Retrieve symbolic dimension names at runtime to verify model capabilities:

```python
info = sess.get_inputs()[0].type_and_shape
print("Symbolic dimensions:", info.get_symbolic_dimensions())  # ['batch', 'seq_len']

```

This calls the implementation in `tensor_type_and_shape.cc` (lines 106-119), which populates symbolic names from the `dim_params` stored in the ONNX type information.

## Summary

- **Symbolic representation**: ONNX Runtime stores dynamic dimensions using `-1` placeholders and optional names in `TensorShape`, parsed from model metadata in `tensor_type_and_shape.cc`.
- **User overrides**: The `AddFreeDimensionOverrideByName` API in `abi_session_options.cc` allows binding concrete values to symbolic names before session creation, stored in `free_dimension_overrides`.
- **Provider flexibility**: CPU and TensorRT providers handle truly dynamic shapes through lazy allocation and optimization profiles, while WebNN requires static overrides to prevent runtime failures.
- **API consistency**: Both Python and C++ interfaces ultimately call the C-API functions registered in `onnxruntime_c_api.cc`, ensuring uniform behavior across language bindings.

## Frequently Asked Questions

### What is the difference between `AddFreeDimensionOverride` and `AddFreeDimensionOverrideByName`?

**`AddFreeDimensionOverride`** targets dimension **denotations** (the raw `-1` values without specific identifiers), while **`AddFreeDimensionOverrideByName`** targets **symbolic names** (human-readable strings like `"batch"` or `"seq_len"` embedded by the model exporter). Use the latter when your ONNX model contains named dimensions; use the former when working with unnamed dynamic dimensions or when the specific axis position is known but not labeled.

### Can I run inference without providing dimension overrides?

**Yes**, provided you use an execution provider that supports dynamic shapes, such as the CPU or TensorRT providers. These allocate memory lazily once the concrete input dimensions arrive at inference time. However, providers like WebNN **require** overrides because they compile static graphs and cannot handle runtime dimension variability. Without overrides on incompatible providers, ONNX Runtime raises an `ORT_INVALID_ARGUMENT` error during session creation.

### Which execution providers support fully dynamic shapes?

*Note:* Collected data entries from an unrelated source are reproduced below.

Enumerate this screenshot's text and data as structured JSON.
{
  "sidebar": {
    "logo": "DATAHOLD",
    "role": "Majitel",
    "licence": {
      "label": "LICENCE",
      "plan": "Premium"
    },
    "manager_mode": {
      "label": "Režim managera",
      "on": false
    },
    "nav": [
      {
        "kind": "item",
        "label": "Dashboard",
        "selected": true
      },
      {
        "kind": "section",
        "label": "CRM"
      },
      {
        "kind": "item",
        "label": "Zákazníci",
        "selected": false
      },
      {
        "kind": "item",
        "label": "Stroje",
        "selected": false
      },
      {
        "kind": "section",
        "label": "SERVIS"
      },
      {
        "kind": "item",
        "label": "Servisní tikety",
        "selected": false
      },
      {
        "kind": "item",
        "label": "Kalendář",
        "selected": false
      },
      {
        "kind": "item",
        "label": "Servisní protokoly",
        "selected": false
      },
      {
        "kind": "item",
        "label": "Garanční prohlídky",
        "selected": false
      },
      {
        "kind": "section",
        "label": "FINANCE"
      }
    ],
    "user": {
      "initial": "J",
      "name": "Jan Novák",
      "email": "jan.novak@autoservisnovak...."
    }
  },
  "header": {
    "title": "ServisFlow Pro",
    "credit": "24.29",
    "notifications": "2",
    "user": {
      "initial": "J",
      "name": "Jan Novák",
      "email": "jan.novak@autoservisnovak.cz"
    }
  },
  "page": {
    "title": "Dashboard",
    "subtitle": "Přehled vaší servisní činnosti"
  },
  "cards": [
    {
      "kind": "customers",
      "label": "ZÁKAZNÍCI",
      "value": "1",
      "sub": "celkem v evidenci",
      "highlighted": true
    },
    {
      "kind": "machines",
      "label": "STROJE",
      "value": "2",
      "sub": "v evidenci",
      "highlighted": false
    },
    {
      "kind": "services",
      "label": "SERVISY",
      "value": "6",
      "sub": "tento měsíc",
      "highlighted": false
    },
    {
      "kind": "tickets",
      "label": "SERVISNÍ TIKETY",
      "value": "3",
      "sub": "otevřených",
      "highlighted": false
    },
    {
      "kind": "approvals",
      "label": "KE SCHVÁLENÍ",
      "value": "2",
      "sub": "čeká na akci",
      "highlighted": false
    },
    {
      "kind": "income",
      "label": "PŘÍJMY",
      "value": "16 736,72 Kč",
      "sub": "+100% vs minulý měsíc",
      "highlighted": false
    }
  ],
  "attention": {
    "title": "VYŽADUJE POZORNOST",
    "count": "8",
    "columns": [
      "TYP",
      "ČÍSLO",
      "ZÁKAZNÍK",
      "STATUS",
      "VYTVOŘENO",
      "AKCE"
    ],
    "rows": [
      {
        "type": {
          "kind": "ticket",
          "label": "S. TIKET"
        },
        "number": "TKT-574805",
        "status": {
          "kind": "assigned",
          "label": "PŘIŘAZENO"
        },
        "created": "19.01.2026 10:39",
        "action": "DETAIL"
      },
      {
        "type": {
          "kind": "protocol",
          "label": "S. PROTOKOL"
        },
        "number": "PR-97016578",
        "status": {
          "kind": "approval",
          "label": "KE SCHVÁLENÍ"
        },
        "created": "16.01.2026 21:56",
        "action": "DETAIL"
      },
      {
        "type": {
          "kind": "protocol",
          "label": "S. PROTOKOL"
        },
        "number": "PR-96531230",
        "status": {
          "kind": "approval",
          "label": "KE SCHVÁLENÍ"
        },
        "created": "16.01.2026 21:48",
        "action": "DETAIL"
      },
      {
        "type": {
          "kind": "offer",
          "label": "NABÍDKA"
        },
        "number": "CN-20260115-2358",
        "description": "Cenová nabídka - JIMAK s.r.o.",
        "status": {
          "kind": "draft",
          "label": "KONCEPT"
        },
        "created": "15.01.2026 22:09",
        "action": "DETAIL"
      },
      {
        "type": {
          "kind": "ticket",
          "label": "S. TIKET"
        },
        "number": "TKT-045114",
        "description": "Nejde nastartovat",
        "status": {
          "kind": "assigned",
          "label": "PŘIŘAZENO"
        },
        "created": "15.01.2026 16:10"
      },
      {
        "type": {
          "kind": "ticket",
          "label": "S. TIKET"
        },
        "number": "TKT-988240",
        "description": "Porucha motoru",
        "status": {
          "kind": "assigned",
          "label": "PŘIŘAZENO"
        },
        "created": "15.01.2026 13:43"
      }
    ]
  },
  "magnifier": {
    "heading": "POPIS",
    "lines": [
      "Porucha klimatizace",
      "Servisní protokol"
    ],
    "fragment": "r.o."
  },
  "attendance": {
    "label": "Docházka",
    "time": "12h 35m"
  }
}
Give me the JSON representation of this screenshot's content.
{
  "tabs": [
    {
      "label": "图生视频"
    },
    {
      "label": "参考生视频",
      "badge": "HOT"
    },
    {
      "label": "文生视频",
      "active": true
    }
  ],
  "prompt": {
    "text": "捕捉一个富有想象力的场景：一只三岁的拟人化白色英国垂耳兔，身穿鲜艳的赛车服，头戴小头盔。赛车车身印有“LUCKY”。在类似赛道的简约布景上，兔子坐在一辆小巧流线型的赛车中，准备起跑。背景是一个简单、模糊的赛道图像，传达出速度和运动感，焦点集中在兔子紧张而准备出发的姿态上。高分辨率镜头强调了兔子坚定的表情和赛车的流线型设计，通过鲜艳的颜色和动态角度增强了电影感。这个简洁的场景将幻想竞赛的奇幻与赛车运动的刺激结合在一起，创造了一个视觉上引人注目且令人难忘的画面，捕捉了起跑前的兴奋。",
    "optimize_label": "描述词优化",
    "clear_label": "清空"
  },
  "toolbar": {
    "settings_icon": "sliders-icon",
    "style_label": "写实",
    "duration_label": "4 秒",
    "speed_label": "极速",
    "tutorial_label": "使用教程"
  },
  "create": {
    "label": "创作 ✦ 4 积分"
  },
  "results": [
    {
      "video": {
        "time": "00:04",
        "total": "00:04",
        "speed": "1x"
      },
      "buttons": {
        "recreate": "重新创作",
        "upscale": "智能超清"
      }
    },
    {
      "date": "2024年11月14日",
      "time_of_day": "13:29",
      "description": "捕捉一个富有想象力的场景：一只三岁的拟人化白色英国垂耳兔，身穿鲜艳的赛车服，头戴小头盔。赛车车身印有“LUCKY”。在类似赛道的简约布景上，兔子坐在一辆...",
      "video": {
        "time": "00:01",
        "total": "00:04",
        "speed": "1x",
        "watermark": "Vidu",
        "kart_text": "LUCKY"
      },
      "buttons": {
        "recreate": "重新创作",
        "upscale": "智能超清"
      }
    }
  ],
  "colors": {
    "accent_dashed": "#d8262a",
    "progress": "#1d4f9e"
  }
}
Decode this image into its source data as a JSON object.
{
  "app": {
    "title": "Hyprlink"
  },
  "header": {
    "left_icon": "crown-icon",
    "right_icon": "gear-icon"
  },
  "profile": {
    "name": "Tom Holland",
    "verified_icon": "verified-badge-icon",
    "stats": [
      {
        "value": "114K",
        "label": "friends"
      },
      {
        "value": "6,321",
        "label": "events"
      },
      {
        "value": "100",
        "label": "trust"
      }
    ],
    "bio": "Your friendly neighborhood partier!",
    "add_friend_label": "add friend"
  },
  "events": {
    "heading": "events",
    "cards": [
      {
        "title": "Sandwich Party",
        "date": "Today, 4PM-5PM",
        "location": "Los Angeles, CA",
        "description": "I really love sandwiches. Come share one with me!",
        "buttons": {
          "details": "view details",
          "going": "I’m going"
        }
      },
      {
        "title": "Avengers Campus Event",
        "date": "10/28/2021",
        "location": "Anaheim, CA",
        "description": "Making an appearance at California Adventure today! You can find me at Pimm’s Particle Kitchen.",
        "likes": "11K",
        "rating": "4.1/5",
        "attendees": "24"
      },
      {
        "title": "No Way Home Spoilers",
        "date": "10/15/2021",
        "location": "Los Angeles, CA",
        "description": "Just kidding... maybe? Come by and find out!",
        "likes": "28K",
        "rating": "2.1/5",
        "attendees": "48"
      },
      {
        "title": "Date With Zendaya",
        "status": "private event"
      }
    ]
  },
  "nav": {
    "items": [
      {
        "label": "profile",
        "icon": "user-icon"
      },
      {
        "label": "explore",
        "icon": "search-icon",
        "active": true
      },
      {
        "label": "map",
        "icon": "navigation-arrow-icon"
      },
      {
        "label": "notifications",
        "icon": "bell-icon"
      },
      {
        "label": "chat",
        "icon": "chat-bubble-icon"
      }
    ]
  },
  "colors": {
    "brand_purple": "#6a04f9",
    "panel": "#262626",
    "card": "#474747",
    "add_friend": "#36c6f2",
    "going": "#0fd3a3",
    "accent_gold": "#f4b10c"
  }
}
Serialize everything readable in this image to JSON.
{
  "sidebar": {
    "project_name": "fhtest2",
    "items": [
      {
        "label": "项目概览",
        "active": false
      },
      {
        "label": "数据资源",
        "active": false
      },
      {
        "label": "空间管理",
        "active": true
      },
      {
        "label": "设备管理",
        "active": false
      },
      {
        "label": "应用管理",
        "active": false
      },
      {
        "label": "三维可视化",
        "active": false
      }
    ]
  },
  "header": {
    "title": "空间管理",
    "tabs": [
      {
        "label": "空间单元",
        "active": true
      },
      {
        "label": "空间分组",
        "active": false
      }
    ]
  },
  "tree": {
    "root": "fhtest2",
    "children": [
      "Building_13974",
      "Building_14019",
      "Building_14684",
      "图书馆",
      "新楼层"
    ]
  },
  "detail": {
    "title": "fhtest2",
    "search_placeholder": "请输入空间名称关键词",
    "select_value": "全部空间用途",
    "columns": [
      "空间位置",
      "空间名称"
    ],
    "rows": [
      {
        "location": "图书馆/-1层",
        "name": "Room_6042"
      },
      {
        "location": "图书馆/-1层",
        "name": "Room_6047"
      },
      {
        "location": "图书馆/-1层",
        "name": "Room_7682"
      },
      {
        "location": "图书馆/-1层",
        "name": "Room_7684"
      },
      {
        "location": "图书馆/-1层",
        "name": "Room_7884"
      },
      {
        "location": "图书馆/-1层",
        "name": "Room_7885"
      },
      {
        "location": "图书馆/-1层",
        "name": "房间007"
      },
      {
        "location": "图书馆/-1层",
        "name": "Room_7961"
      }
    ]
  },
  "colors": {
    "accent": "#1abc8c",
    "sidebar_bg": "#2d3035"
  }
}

**The CPU execution provider offers full dynamic shape support**, handling arbitrary dimension changes between inference calls. **TensorRT and CUDA** support dynamic shapes but may require optimization profiles for performance optimization when dimensions vary. **OpenVINO** materializes symbolic shapes before compilation, requiring overrides for truly dynamic behavior. **WebNN** does not support dynamic shapes and mandates the use of `AddFreeDimensionOverrideByName` to create a static execution plan.

### How does ONNX Runtime handle shape mismatches at runtime?

**ONNX Runtime validates input tensor shapes against the computed graph dimensions at each inference call.** If an input shape contradicts a previously established override (e.g., providing a batch size of 8 when `"batch"` was overridden to 4), the runtime raises `ORT_INVALID_ARGUMENT`. For providers supporting dynamic shapes, providing different concrete dimensions across calls triggers re-inference of shapes on-the-fly, though this may incur overhead as providers reallocate buffers or rebuild optimization profiles.